There are huge inefficiency still in the chemical processing, both in terms of how it is done, and how much its transported.
Once you get all of those cost out, reaching as low as 30-40$/kwh is achievable even for a high nickel cathode, and significantly less for a LFP battery or Manganese heavy cathodes. Tesla Battery Day target is for 56$/kwh (educated guessing by people) for high nickel but that is for the next 5 years.
There is significant further upside potential even then. Eliminating transition free metals from the cathode would cut cost significantly if it could be replaced with much cheaper materials. This is very active target of research right now, including by a Tesla funded high-reputation university lab.
Removing graphite and increasingly replacing it with silicon and eventually with nothing (using Lithium form the cathode to plate an anode) has a lot of potential as well to reduce cost.
Once we are talking 20 years, Lithium Sulfer is a great candidate both for automotive and long distance planes. These batteries would be incredibly cheap because Sulfer is waste material now.
Lithium is unlikely to go away anytime soon.
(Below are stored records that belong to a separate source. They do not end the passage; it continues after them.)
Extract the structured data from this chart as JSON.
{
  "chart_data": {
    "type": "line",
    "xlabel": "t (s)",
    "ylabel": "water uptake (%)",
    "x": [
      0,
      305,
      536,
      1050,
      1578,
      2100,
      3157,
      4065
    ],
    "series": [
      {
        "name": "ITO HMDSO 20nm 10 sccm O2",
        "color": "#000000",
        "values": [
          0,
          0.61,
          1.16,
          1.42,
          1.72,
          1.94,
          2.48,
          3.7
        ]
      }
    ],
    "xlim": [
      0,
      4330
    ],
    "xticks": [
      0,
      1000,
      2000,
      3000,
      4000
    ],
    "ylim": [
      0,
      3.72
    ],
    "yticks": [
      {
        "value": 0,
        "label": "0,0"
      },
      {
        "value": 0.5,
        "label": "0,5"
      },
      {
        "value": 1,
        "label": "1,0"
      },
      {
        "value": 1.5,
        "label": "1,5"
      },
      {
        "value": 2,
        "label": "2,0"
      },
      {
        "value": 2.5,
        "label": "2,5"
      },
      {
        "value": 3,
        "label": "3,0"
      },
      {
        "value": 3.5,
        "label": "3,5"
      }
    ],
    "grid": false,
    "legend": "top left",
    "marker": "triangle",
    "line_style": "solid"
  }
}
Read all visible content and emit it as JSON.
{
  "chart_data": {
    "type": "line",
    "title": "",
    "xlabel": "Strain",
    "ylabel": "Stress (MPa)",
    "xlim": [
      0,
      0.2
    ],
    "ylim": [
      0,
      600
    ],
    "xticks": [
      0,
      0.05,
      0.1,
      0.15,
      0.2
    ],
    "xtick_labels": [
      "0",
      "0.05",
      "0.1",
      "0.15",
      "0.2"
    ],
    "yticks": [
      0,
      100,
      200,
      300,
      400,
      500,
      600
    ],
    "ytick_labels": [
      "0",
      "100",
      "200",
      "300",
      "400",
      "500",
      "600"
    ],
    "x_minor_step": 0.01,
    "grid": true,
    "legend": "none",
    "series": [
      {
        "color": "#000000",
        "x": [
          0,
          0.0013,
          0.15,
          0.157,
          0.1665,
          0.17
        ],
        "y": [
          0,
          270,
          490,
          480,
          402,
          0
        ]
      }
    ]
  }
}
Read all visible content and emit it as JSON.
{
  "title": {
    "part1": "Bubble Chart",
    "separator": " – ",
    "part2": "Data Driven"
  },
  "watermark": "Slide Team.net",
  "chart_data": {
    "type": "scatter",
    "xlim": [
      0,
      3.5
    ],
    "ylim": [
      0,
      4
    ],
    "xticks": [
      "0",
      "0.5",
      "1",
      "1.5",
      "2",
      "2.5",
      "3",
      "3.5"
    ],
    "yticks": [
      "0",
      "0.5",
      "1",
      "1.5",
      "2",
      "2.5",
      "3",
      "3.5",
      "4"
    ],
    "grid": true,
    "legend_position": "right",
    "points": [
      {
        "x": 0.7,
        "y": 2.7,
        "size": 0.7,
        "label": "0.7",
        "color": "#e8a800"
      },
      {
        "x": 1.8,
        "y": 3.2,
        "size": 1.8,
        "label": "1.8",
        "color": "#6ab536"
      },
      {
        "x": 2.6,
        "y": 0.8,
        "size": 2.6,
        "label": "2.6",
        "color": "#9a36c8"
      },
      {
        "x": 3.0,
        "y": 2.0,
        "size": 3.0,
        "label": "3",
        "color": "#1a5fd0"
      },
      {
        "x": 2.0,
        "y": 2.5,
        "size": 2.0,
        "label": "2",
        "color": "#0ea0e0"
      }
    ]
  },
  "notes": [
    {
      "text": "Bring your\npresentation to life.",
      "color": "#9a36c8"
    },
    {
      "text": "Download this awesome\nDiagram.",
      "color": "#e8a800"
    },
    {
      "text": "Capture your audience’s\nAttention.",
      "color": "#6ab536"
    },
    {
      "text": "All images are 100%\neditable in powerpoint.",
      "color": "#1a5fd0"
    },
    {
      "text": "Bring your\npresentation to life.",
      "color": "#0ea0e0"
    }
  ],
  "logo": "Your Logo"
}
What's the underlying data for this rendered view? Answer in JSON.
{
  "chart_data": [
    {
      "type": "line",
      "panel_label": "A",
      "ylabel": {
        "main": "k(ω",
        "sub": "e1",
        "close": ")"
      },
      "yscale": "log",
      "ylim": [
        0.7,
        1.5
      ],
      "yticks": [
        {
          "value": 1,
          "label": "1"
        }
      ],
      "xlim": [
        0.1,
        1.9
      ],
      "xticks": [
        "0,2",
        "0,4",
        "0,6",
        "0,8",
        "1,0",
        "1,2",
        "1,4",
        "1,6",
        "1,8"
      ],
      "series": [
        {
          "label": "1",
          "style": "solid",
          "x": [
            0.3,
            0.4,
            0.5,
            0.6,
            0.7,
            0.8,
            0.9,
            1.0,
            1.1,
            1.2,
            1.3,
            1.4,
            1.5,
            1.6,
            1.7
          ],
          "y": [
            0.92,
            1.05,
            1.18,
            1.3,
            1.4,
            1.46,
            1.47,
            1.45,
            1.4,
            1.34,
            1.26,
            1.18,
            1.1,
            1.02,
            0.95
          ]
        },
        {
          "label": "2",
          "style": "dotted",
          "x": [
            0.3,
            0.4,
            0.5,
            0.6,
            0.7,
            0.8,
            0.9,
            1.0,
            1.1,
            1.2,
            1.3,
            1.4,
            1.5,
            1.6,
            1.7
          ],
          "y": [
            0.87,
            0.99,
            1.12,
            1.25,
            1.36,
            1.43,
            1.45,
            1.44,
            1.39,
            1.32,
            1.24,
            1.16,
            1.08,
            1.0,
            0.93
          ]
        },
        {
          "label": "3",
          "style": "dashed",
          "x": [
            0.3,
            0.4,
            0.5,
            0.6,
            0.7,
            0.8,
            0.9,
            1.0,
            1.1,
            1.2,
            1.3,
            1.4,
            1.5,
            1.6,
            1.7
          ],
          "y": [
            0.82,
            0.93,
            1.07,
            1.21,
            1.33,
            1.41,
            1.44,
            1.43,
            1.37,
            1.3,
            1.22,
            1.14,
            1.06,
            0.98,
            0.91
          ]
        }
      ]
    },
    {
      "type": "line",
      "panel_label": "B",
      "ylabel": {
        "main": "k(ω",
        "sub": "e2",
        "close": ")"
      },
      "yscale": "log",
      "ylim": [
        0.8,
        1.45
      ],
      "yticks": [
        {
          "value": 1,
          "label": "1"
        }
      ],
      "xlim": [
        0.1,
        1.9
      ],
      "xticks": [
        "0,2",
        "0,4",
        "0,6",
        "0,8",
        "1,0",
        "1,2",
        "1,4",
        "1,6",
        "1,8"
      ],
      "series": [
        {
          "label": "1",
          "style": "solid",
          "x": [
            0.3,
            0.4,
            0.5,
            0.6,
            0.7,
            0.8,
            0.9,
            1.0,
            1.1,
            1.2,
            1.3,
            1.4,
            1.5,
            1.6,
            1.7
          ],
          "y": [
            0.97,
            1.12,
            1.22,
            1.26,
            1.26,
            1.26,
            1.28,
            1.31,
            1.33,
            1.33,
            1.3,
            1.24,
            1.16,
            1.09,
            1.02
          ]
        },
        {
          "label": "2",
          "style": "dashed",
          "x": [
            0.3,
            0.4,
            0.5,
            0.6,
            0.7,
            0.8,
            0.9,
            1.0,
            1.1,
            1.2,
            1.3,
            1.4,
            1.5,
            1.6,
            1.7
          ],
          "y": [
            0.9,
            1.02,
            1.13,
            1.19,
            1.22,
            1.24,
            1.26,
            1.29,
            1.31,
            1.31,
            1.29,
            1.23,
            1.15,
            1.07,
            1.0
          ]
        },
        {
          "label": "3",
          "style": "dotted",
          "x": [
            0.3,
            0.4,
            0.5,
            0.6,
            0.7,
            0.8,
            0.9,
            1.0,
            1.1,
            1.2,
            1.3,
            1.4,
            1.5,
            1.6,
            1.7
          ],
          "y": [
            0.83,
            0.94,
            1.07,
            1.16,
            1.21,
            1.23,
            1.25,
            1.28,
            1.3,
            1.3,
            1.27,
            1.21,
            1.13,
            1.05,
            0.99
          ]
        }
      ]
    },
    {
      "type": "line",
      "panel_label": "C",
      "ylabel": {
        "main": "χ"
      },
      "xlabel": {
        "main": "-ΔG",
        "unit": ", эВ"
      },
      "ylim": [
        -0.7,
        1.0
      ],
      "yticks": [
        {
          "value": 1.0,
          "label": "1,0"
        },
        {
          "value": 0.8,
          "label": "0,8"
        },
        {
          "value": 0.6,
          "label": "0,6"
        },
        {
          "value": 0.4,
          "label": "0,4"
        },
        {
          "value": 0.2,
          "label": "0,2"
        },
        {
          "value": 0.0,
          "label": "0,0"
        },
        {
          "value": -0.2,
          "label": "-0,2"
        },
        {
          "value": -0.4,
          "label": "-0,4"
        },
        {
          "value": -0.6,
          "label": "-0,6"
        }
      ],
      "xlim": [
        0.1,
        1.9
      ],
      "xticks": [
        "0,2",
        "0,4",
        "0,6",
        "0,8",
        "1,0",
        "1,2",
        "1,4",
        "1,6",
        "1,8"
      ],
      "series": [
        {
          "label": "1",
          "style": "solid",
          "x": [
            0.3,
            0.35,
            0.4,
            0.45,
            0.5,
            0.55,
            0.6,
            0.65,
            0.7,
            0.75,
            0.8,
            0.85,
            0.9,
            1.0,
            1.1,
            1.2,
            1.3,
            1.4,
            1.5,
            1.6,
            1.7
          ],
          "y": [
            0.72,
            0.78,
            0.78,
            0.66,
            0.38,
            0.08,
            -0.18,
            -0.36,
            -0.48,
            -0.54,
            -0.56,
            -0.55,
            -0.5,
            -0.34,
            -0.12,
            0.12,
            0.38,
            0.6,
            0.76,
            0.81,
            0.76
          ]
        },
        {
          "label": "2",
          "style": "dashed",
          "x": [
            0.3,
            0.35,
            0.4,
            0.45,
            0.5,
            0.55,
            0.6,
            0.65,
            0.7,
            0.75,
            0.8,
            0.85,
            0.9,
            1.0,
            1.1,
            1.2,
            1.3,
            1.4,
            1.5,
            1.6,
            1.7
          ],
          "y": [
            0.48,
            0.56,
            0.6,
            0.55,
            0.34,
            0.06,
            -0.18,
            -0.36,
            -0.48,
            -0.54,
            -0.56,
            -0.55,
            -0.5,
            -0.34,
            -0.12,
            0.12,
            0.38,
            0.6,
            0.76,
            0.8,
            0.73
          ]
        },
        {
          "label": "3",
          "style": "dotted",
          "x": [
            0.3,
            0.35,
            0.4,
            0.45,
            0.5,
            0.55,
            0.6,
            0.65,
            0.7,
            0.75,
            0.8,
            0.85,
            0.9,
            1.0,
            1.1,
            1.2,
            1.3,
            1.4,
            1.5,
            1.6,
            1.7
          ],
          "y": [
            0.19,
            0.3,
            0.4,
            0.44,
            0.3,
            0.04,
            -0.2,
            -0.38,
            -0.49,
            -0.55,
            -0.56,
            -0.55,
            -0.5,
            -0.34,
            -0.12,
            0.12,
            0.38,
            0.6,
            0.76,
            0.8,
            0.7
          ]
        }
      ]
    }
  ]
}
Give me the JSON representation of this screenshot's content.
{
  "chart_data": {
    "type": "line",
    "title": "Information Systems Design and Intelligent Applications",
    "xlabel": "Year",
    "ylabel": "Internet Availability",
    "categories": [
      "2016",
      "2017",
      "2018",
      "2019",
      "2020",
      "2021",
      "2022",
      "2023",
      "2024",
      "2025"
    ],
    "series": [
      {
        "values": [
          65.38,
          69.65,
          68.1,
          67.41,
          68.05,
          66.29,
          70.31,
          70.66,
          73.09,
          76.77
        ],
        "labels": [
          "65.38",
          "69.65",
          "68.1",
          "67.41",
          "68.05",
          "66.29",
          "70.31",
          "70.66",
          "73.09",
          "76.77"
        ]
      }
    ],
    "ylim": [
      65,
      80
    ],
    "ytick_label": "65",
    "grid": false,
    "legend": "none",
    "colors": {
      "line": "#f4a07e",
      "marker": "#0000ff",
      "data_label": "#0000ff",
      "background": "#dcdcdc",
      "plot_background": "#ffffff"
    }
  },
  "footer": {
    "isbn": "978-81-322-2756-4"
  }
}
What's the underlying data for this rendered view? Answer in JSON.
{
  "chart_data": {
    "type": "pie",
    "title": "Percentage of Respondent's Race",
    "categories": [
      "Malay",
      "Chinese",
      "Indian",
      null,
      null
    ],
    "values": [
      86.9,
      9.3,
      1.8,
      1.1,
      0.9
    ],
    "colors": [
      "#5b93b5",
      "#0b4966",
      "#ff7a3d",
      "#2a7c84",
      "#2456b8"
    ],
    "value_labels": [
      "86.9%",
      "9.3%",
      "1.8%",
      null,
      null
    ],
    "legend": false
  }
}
There are potentially superior materials out there, but lithium has a lot of places to go still.
Also, consider watching Tesla Battery Day and pay attention to detail, they actually do a really great job explaining the costs and how to improve them in the next 2-7 years.
thanks for sharing your wealth of knowledge on EV & power storage, comments like this are why I love reading hackernews :) Now I need to spend a few hours absorbing this information.
-- Mineral scarcity/cost of mining
-- Cost of processing, refining lithium
-- Cost of making battery chemical contents
-- Cost of assembling rest of complete battery
Any info on how much more advance there is to go on these aspects?
And, after all that is squeezed out, is lithium still going to be the thing for 30 years?